Der deutsche Vasari der Comic-Szene – Willi Blöß

2012 wurde zum ersten Mal ein Comic – sogar eine ganze Comic-Reihe – mit dem Deutschen Biografiepreis geehrt. Es handelt sich dabei um die von Willi Blöß geschriebene und illustrierte Reihe „Künstler-Comic-Biografien“. Im Jahr 2000 begann der gelernte Architekt und freiberufliche Illustrator mit ebenjener Reihe, in welcher er pro Heft das Leben und die größten Werke einzelner Künstler behandelt.
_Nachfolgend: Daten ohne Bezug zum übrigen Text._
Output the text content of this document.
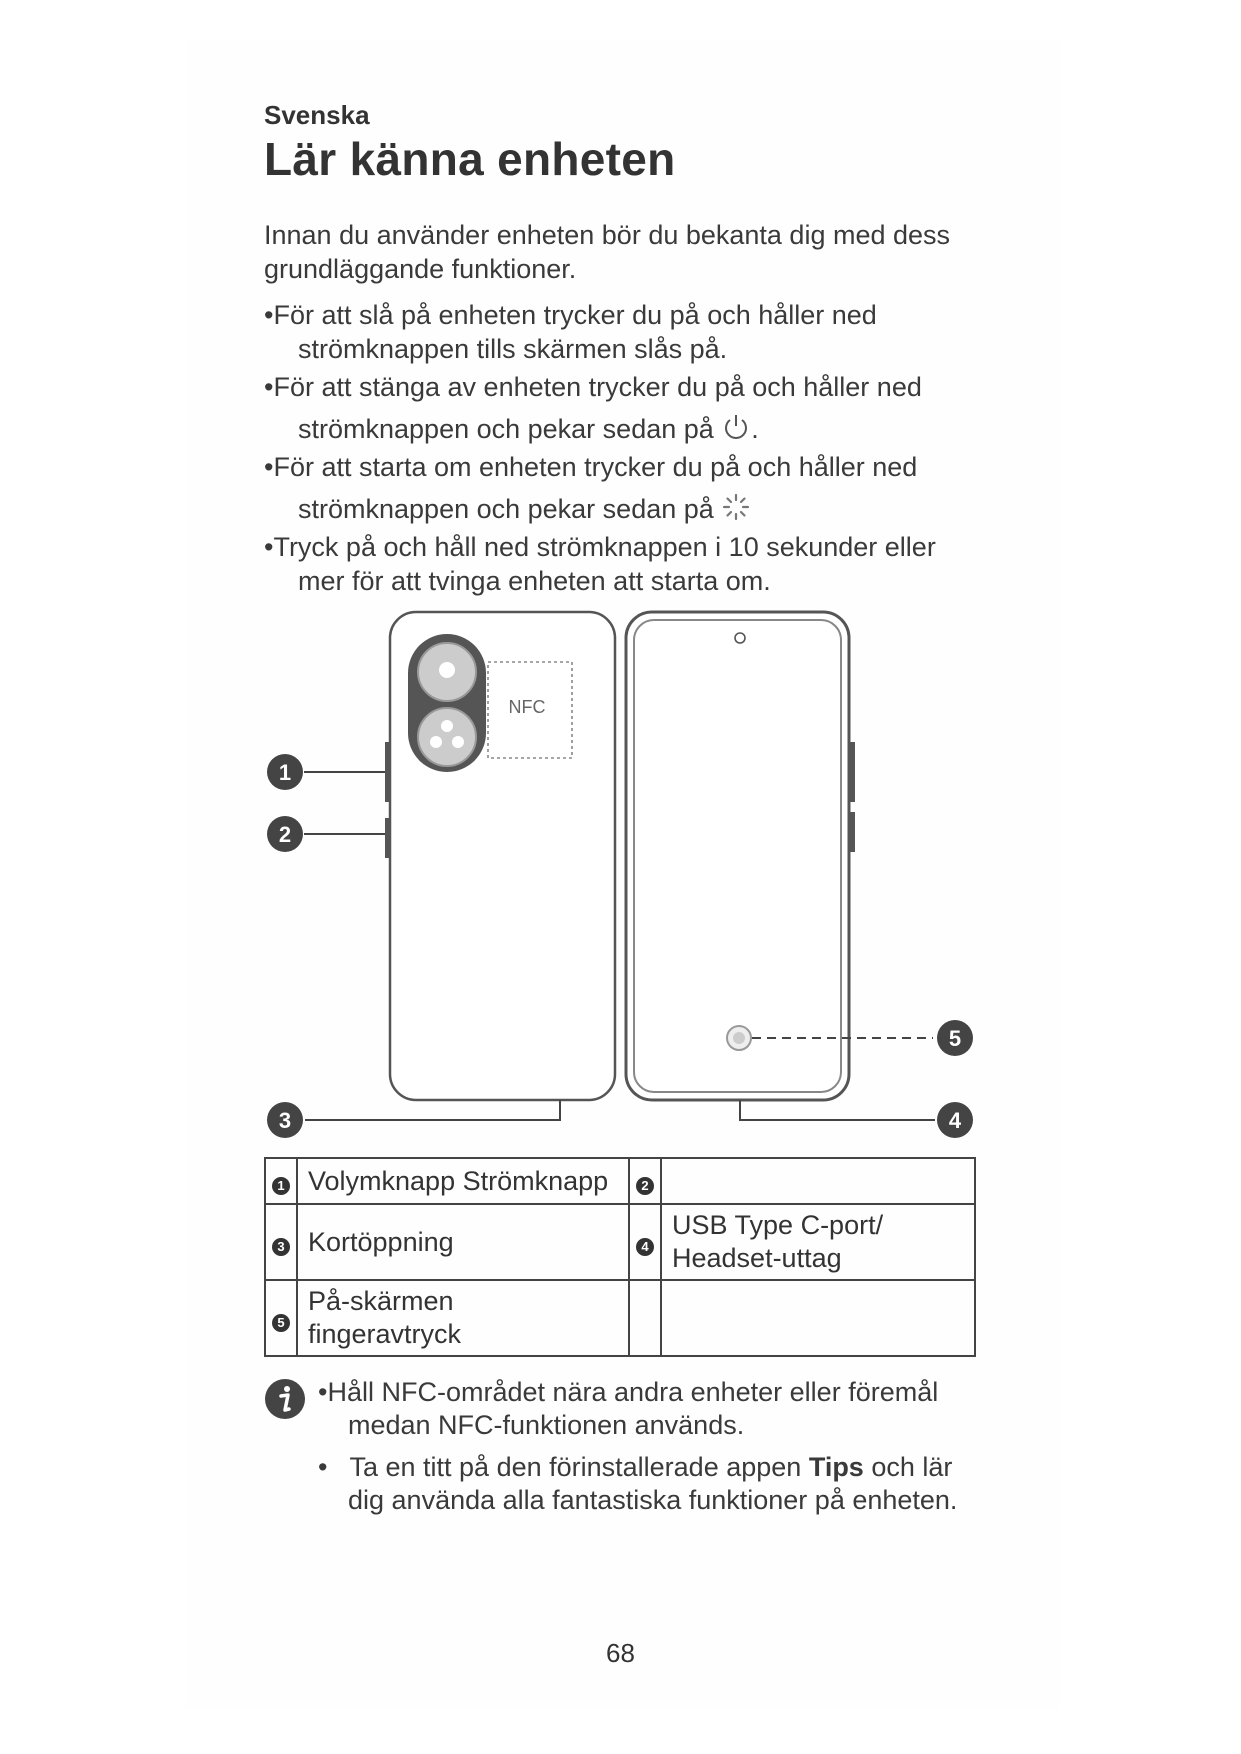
Svenska
Lär känna enheten
Innan du använder enheten bör du bekanta dig med dess grundläggande funktioner.
•För att slå på enheten trycker du på och håller ned
strömknappen tills skärmen slås på.
•För att stänga av enheten trycker du på och håller ned
strömknappen och pekar sedan på .
•För att starta om enheten trycker du på och håller ned
strömknappen och pekar sedan på
•Tryck på och håll ned strömknappen i 10 sekunder eller
mer för att tvinga enheten att starta om.
NFC
1
2
3	4
5
1	Volymknapp Strömknapp	2	
3	Kortöppning	4	USB Type C-port/
Headset-uttag

5	På-skärmen
fingeravtryck		

•Håll NFC-området nära andra enheter eller föremål
medan NFC-funktionen används.
• Ta en titt på den förinstallerade appen Tips och lär
dig använda alla fantastiska funktioner på enheten.
68
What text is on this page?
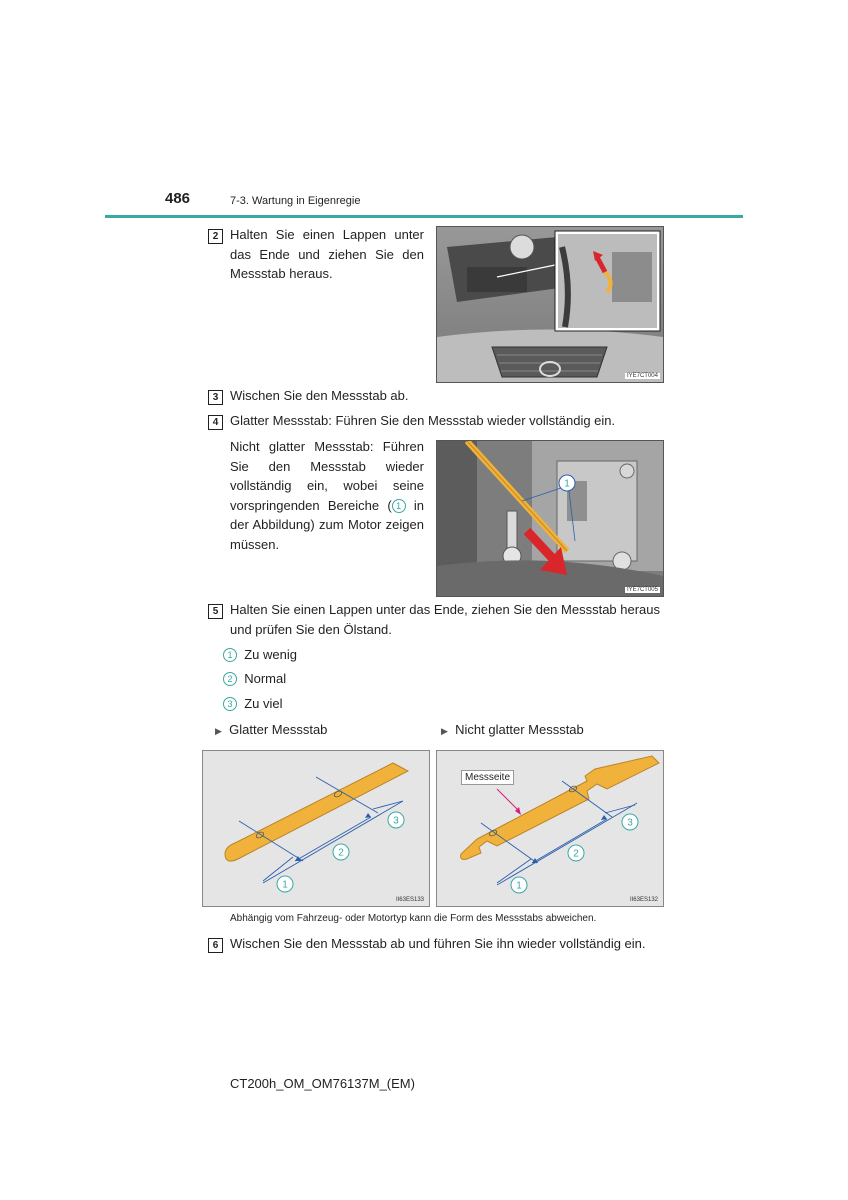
486	7-3. Wartung in Eigenregie
2 Halten Sie einen Lappen unter das Ende und ziehen Sie den Messstab heraus.
IYE7CT004
3 Wischen Sie den Messstab ab.
4 Glatter Messstab: Führen Sie den Messstab wieder vollständig ein.
Nicht glatter Messstab: Führen Sie den Messstab wieder vollständig ein, wobei seine vorspringenden Bereiche ( 1 in der Abbildung) zum Motor zeigen müssen.
1
IYE7CT005
5 Halten Sie einen Lappen unter das Ende, ziehen Sie den Messstab heraus und prüfen Sie den Ölstand.
1 Zu wenig
2 Normal
3 Zu viel
▶ Glatter Messstab	▶ Nicht glatter Messstab
3
2
1
II63ES133
3
2
1
Messseite
II63ES132
Abhängig vom Fahrzeug- oder Motortyp kann die Form des Messstabs abweichen.
6 Wischen Sie den Messstab ab und führen Sie ihn wieder vollständig ein.
CT200h_OM_OM76137M_(EM)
Ein Konzept mit Geschichte: Bereits im 16. Jahrhundert sammelte der Maler und Architekt Giorgio Vasari die Biografien toskanischer und umbrischer Künstler der vorangegangenen drei Jahrhunderte. Blöß‘ inzwischen aus 31 Comics bestehende Reihe hingegen befasst sich mit Künstlern aus aller Welt und unterschiedlichsten Epochen; von Nam June Paik über Frida Kahlo bis hin zu Hundertwasser und Wilhelm Busch stellt Blöß der Leserschaft Vertreter aus den verschiedenen Bereichen der Kunst vor – ein bisher einzigartiges Konzept innerhalb des Mediums. Dabei betont er, er recherchiere für seine Geschichten sehr sorgfältig und denke sich nichts selbst aus; allerdings habe er den Vorteil, als Illustrator Dinge visualisieren zu können, von denen es kein Bildmaterial gibt. Pro Jahr erscheinen zwei Hefte. An einem arbeitet er sechs Monate, von denen er allein vier für die Recherche benötigt. Er besucht Museen, holt sich die Meinung von Experten ein, liest und befragt gelegentlich sogar die Künstler selbst. Die „Künstler-Comic-Biografien“ sind nicht sein erster Kontakt mit dem Comic-Medium. Blöß schuf bereits während seiner Arbeit als Architekt unter anderem eine Cartoon-Serie über Raps- und Kartoffelanbau für eine Landwirtschaftszeitschrift und arbeitete Ende der 1990er fünf Jahre lang als Herausgeber des Comicmagazins „Outside“. Der Schritt weg von den Vorgaben hinein in die kreative Selbstständigkeit ermöglichte ihm schließlich, das Leben der Künstler allein nach seinen Vorstellungen zu behandeln. So ist er für das Layout, den Text, die Zeichnungen und schließlich die Publikation selbst verantwortlich.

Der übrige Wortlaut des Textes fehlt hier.